Abstract
In a cluttered scene, it may be difficult to fully segment an object using only bottom-up cues. In such cases we may segment the object by first detecting one of its salient, distinctive parts and then using this part to predict the location and orientation of other object parts. For a rigid object, the predictive power of the salient part should depend on its symmetry. For example, a sphere which has infinite rotational symmetry (and so looks the same from all viewpoints) should have less predictive power than a cone.

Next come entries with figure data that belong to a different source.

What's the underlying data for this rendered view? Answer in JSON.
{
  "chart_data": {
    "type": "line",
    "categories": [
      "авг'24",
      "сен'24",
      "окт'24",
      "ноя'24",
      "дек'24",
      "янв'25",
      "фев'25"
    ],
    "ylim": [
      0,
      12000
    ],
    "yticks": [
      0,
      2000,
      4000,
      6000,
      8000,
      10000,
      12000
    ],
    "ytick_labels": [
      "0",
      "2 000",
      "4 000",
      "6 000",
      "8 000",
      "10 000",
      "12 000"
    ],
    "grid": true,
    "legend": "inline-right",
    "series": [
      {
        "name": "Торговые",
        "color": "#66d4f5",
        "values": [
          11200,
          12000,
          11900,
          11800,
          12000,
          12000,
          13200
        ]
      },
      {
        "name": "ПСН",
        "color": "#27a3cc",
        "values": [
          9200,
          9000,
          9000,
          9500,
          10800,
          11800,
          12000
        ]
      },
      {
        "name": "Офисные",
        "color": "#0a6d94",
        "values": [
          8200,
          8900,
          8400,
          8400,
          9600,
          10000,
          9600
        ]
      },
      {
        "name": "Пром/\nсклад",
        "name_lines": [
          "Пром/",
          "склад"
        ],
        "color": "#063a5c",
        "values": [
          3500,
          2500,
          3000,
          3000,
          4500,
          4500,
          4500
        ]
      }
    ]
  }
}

To test this idea we constructed computer-generated, rigid objects composed of two pieces: a “handle” (a simple geometric shape) and a “tool” (two connected cylinders). In each scene, an object was presented at a random orientation amongst clutter composed of cylinders resembling the tool. A small black or white ring was placed around one of the tool's cylinders at a location that varied across trials. Similar rings were also placed on the clutter. The observer's task was to report the color of the ring located on the tool. Because the tool was camouflaged against the background of clutter, response times were expected to depend on the degree to which the salient handle could be used to predict the tool's location and orientation in the clutter. That is, response times were expected to depend on the symmetry of the handle.

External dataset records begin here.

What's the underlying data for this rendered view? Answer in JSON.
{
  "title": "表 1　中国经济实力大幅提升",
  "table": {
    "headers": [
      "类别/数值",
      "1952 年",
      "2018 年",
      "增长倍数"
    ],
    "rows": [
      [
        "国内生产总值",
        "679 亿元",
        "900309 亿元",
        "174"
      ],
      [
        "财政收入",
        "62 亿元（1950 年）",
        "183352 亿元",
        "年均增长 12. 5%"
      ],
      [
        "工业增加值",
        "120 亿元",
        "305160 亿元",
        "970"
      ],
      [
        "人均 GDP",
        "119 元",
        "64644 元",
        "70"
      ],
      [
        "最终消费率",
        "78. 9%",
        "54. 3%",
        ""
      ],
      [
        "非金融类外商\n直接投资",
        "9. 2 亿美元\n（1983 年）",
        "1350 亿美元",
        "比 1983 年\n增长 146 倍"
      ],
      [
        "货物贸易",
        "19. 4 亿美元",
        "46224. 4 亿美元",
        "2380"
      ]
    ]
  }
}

The results supported this idea: response times increased monotonically as the symmetry of the handle increased from 0-fold to 2-fold to 4-fold. Response times for handles with infinite symmetry, however, were no longer than those with 4-fold symmetry.
We conclude that observers can use a salient part to predict the location and orientation of the rest of an object. The predictive power of these salient parts depends, up to a limit, on their symmetry.